Börsenlexikon
Goldaktien sind Aktien von Unternehmen, die Gold abbauen, fördern oder verarbeiten und damit ihre Einnahmen hauptsächlich aus der Goldproduktion erzielen.
Goldaktien verbinden zwei unterschiedliche Anlageklassen: Sie bieten die Renditechancen und Liquidität von Aktien, sind aber wirtschaftlich eng an die Entwicklung des Goldpreises gekoppelt. Anleger, die von steigenden Goldpreisen profitieren möchten, können statt physisches Gold zu halten auch in Goldaktien investieren.
Das Geschäftsmodell von Goldabbauunternehmen funktioniert wie folgt: Die Unternehmen fördern Gold aus Minen, verfeinern es und verkaufen es am Weltmarkt. Der Gewinn ergibt sich aus der Differenz zwischen den Förderkosten (Löhne, Energie, Ausrüstung, Umweltkosten) und dem Verkaufspreis. Steigt der Goldpreis, erhöht sich diese Spanne überproportional, da die Förderkosten relativ stabil bleiben.
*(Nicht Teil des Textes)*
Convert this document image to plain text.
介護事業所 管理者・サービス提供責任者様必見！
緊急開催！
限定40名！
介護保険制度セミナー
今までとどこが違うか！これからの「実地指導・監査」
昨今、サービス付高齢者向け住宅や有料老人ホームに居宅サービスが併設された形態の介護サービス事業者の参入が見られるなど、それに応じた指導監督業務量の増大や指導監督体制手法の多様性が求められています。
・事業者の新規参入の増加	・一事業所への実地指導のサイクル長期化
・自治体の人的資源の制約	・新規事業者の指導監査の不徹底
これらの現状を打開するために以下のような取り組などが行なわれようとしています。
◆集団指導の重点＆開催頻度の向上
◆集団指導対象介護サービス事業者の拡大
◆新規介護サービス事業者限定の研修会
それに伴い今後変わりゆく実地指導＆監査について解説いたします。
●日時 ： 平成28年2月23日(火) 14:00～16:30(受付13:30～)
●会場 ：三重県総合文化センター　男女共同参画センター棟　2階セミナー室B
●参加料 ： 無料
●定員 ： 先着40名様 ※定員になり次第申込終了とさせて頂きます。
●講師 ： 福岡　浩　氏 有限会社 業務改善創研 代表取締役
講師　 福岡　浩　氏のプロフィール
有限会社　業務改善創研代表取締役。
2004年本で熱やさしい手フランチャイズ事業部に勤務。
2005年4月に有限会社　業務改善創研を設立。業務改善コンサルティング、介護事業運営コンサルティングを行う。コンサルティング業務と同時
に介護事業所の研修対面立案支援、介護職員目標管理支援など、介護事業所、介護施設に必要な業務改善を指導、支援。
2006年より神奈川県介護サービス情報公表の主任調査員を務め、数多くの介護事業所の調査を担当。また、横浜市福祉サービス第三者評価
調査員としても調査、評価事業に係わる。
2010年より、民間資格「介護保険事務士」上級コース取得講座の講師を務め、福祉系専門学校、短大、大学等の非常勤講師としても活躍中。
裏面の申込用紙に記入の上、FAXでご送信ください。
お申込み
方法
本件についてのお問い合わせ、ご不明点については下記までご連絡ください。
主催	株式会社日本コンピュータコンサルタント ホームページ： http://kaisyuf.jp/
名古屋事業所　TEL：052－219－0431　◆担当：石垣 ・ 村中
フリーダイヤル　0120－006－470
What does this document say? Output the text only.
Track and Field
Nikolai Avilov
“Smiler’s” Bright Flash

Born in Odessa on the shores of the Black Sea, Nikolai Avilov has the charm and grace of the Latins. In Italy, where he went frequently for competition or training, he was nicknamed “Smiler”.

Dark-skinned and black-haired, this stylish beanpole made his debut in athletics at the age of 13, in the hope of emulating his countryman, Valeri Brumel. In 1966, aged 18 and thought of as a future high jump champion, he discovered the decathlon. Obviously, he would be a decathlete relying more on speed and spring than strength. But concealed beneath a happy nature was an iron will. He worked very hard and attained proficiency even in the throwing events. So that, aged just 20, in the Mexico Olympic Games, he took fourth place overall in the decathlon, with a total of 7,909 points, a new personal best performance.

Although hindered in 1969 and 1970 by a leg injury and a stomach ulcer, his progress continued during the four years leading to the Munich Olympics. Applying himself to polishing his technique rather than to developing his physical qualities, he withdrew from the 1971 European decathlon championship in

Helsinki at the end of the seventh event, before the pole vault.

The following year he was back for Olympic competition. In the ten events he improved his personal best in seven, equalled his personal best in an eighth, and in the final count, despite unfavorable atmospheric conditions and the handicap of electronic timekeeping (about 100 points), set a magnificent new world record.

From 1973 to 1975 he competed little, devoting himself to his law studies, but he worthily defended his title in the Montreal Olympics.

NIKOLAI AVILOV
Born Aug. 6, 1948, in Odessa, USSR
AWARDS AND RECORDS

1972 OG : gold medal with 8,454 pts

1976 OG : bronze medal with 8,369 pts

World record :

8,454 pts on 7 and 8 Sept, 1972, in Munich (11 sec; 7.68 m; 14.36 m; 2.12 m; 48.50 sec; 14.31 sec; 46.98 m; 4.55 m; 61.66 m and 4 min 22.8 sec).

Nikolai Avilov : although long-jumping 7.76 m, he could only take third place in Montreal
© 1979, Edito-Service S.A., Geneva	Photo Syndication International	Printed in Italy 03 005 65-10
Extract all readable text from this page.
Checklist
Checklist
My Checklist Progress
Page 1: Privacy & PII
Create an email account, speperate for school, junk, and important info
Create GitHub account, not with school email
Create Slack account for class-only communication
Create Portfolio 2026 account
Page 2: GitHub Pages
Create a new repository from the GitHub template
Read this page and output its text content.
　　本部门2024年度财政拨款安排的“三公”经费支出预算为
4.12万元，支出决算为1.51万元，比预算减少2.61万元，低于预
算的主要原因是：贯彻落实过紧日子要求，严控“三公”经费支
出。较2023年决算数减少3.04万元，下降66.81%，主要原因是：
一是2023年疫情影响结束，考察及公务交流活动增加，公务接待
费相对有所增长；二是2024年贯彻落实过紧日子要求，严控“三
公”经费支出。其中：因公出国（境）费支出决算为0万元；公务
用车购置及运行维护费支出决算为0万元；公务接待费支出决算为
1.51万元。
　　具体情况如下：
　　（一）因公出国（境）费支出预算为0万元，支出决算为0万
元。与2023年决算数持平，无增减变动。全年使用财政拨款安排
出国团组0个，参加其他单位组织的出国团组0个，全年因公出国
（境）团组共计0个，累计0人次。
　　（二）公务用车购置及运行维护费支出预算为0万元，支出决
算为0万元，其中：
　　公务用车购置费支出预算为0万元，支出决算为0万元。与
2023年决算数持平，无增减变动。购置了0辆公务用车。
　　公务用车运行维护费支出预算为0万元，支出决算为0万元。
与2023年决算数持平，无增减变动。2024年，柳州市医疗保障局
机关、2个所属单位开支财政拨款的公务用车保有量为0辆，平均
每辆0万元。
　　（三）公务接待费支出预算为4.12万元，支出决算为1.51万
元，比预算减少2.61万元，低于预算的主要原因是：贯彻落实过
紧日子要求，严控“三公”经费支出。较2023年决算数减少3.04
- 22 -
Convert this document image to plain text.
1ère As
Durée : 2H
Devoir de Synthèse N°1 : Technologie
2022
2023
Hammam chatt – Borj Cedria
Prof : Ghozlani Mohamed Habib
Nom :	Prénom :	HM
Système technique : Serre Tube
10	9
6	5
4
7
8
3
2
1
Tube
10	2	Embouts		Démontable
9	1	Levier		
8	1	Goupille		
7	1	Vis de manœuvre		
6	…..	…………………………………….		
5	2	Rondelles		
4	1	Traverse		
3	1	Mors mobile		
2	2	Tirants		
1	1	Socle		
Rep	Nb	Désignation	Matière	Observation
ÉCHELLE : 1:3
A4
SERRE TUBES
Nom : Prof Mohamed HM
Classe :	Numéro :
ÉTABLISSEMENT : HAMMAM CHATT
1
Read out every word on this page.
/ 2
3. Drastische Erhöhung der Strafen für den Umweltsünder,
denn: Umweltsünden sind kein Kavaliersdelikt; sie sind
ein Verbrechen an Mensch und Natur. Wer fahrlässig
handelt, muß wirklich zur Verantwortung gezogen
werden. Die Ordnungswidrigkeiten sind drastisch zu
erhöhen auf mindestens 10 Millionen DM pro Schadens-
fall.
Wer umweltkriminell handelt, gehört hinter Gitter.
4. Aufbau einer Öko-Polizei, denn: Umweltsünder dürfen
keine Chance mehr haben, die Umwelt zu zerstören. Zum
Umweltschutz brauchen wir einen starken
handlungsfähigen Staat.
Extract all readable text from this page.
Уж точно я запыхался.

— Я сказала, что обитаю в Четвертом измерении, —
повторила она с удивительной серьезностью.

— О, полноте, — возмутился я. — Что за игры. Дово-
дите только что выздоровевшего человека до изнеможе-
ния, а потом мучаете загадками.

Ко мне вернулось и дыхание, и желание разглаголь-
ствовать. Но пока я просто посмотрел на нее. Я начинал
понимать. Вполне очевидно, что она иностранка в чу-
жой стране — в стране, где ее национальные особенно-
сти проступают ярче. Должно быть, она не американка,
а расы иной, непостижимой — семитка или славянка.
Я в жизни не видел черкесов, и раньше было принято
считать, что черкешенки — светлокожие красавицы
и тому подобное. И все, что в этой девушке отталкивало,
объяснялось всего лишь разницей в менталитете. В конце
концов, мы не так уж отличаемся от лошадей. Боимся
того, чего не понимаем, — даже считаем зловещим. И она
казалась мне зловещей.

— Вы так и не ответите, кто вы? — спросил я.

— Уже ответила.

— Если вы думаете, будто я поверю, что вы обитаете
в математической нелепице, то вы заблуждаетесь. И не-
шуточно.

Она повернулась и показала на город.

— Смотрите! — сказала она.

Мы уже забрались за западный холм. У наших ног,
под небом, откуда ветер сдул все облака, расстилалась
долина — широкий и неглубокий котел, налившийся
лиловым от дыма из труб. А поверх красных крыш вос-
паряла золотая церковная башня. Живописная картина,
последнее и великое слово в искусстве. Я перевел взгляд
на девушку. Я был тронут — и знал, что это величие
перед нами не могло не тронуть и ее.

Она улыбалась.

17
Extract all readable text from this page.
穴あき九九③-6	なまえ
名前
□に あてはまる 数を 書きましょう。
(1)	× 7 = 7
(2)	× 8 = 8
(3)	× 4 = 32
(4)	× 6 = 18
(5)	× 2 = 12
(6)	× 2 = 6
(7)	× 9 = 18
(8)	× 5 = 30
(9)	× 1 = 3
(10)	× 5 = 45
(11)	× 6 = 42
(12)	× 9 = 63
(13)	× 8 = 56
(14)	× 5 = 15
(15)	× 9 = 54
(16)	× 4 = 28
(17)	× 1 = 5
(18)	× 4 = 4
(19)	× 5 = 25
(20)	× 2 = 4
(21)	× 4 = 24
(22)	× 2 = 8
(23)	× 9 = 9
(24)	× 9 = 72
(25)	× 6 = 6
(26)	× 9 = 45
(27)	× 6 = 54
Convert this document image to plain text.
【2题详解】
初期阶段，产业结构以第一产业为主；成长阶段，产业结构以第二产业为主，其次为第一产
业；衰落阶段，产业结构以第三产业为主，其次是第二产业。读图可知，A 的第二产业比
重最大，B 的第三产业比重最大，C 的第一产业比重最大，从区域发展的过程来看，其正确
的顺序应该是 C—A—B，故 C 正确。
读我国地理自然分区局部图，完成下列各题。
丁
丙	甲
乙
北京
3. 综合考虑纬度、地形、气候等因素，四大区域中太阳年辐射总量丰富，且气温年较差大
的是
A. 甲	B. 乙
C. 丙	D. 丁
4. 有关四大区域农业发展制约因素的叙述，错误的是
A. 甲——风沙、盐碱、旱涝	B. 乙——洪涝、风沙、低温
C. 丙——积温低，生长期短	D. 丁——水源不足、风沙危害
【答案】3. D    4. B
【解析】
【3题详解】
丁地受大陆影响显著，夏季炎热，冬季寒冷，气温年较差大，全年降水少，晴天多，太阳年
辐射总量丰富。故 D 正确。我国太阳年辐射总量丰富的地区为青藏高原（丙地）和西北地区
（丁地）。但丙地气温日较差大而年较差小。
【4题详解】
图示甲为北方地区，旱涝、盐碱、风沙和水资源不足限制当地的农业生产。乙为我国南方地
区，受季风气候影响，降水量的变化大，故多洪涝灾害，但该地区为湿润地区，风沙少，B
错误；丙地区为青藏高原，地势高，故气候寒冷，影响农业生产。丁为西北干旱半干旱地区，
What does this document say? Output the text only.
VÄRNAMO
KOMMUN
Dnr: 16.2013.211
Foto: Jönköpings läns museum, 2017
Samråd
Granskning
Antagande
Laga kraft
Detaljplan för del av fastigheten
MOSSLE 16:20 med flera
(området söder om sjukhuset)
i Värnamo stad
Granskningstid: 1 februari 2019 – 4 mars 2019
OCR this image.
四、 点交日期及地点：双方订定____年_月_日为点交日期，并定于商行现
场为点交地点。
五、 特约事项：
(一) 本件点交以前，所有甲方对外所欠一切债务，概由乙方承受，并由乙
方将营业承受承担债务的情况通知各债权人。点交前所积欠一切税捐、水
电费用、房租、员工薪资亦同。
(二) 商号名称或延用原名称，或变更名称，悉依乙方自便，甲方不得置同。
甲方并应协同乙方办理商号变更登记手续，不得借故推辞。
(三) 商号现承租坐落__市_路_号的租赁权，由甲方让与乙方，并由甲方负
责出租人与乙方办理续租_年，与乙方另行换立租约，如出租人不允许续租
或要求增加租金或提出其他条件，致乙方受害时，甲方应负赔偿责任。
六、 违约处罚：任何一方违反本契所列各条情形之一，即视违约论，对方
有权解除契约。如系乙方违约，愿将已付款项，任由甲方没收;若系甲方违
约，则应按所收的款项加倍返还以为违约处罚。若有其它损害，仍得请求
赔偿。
Fällt der Goldpreis dagegen, können Gewinne schnell schrumpfen oder in Verluste umschlagen.
Ein vereinfachtes Beispiel: Ein Goldabbauer fördert 1.000 Unzen Gold pro Jahr mit Kosten von 1.000 Euro pro Unze. Bei einem Goldpreis von 2.000 Euro pro Unze beträgt sein Gewinn pro Unze 1.000 Euro. Steigt der Goldpreis auf 2.200 Euro, erhöht sich der Gewinn pro Unze auf 1.200 Euro – ein Plus von 20 Prozent bei nur 10 Prozent Preisanstieg. Umgekehrt führt ein Preisfall auf 1.800 Euro zu einem Gewinn von nur noch 800 Euro pro Unze, also einem Minus von 20 Prozent.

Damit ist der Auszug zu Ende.